2004 UK House of Lords case

Ghaidan v Godin-Mendoza is an important case in human rights law in England and Wales due to its interpretation of primary legislation under section 3 of the Human Rights Act 1998. It was also considered an important family law case. The final appeal of the case was heard on 21 June 2004 and established that the definition of "spouse" in the Rent Act 1977 had to be interpreted to include couples in same-sex relationships in order to comply with Article 8 of the European Convention on Human Rights. The case is notable because the judges overturned their own earlier decision in Fitzpatrick v Sterling Housing Association Ltd, a near identical case where there was no human rights implication.

==Background==

Juan Godin-Mendoza had shared a flat with his partner Hugh Wallwyn-James since 1983. The flat was held by Wallwyn-James under a statutory tenancy which, under the terms of the Rent Act, would pass automatically to a spouse or partner in the event of his death.
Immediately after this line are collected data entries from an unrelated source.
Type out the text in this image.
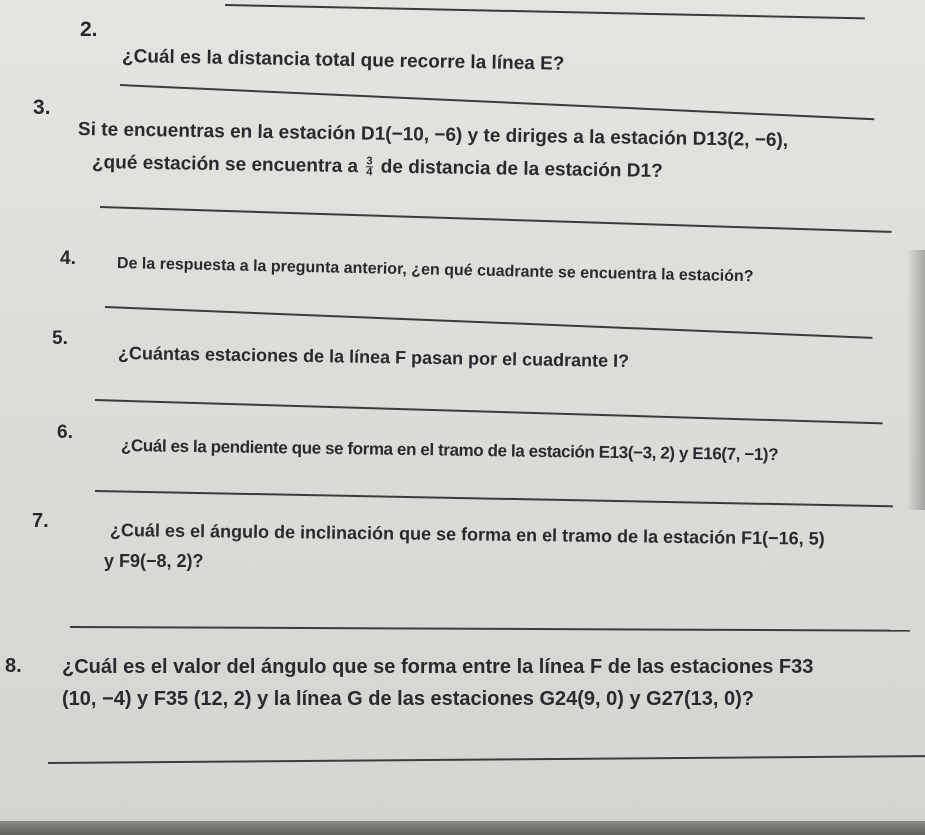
2.
¿Cuál es la distancia total que recorre la línea E?
3.
Si te encuentras en la estación D1(−10, −6) y te diriges a la estación D13(2, −6),
¿qué estación se encuentra a $\frac{3}{4}$ de distancia de la estación D1?
4.	De la respuesta a la pregunta anterior, ¿en qué cuadrante se encuentra la estación?
5.
¿Cuántas estaciones de la línea F pasan por el cuadrante I?
6.
¿Cuál es la pendiente que se forma en el tramo de la estación E13(−3, 2) y E16(7, −1)?
7.	¿Cuál es el ángulo de inclinación que se forma en el tramo de la estación F1(−16, 5)
y F9(−8, 2)?
8. ¿Cuál es el valor del ángulo que se forma entre la línea F de las estaciones F33
(10, −4) y F35 (12, 2) y la línea G de las estaciones G24(9, 0) y G27(13, 0)?
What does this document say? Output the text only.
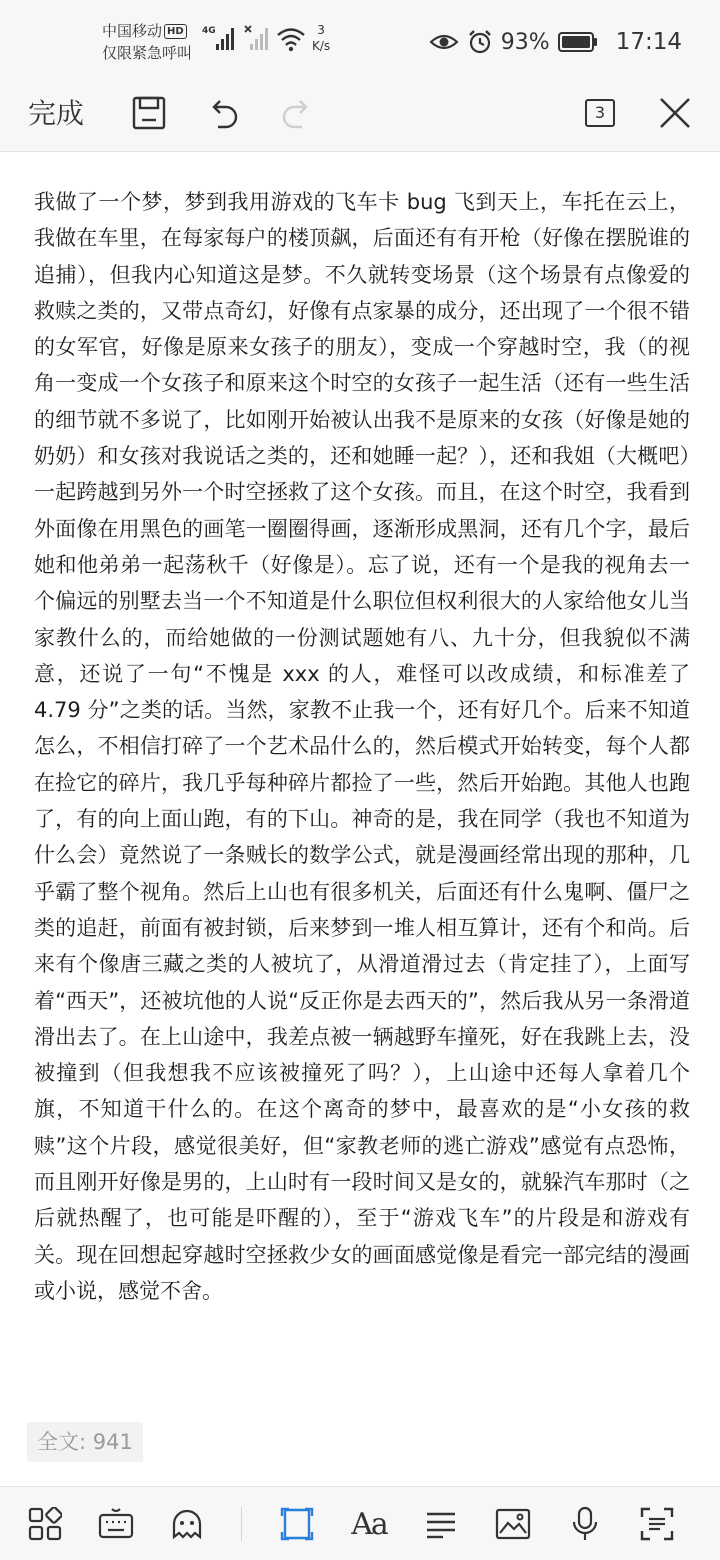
中国移动 HD
仅限紧急呼叫
4G	3
K/s	93%	17:14
完成	3
我做了一个梦，梦到我用游戏的飞车卡 bug 飞到天上，车托在云上，我做在车里，在每家每户的楼顶飙，后面还有有开枪（好像在摆脱谁的追捕），但我内心知道这是梦。不久就转变场景（这个场景有点像爱的救赎之类的，又带点奇幻，好像有点家暴的成分，还出现了一个很不错的女军官，好像是原来女孩子的朋友），变成一个穿越时空，我（的视角一变成一个女孩子和原来这个时空的女孩子一起生活（还有一些生活的细节就不多说了，比如刚开始被认出我不是原来的女孩（好像是她的奶奶）和女孩对我说话之类的，还和她睡一起？），还和我姐（大概吧）一起跨越到另外一个时空拯救了这个女孩。而且，在这个时空，我看到外面像在用黑色的画笔一圈圈得画，逐渐形成黑洞，还有几个字，最后她和他弟弟一起荡秋千（好像是）。忘了说，还有一个是我的视角去一个偏远的别墅去当一个不知道是什么职位但权利很大的人家给他女儿当家教什么的，而给她做的一份测试题她有八、九十分，但我貌似不满意，还说了一句“不愧是 xxx 的人，难怪可以改成绩，和标准差了 4.79 分”之类的话。当然，家教不止我一个，还有好几个。后来不知道怎么，不相信打碎了一个艺术品什么的，然后模式开始转变，每个人都在捡它的碎片，我几乎每种碎片都捡了一些，然后开始跑。其他人也跑了，有的向上面山跑，有的下山。神奇的是，我在同学（我也不知道为什么会）竟然说了一条贼长的数学公式，就是漫画经常出现的那种，几乎霸了整个视角。然后上山也有很多机关，后面还有什么鬼啊、僵尸之类的追赶，前面有被封锁，后来梦到一堆人相互算计，还有个和尚。后来有个像唐三藏之类的人被坑了，从滑道滑过去（肯定挂了），上面写着“西天”，还被坑他的人说“反正你是去西天的”，然后我从另一条滑道滑出去了。在上山途中，我差点被一辆越野车撞死，好在我跳上去，没被撞到（但我想我不应该被撞死了吗？），上山途中还每人拿着几个旗，不知道干什么的。在这个离奇的梦中，最喜欢的是“小女孩的救赎”这个片段，感觉很美好，但“家教老师的逃亡游戏”感觉有点恐怖，而且刚开好像是男的，上山时有一段时间又是女的，就躲汽车那时（之后就热醒了，也可能是吓醒的），至于“游戏飞车”的片段是和游戏有关。现在回想起穿越时空拯救少女的画面感觉像是看完一部完结的漫画或小说，感觉不舍。
全文: 941
Aa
Following Wallwyn-James's death in 2001, the landlord, Ahmad Ghaidan, claimed possession of the flat.

==Legal case==

The case was first heard at the County Court where the judge held that a same-sex relationship did not meet the definition of a spousal relationship and granted possession of the flat to the landlord. At the Court of Appeal it was held that the Human Rights Act 1998 required the court to interpret the Rent Act in such a way as to make it compatible with the Human Rights Act and the European Convention on Human Rights. Referencing Article 14 of the European Convention on Human Rights the court determined that Godin-Mendoza was being discriminated against in comparison to a heterosexual couple and, as such, the Rent Act definition of "spouse" should be interpreted to apply also to same-sex couples.

The landlord was granted leave to appeal to the House of Lords.The appeal was heard by Lord Nicholls of Birkenhead, Lord Steyn, Lord Millett, Lord Rodger of Earlsferry and Baroness Hale of Richmond who confirmed the decision of the Court of Appeal.

The case established the precedent that section 3 of the Human Rights Act allows the court to "read in words" that change the meaning of primary legislation to make it compatible as long it is "compatible with the underlying thrust of the legislation being construed."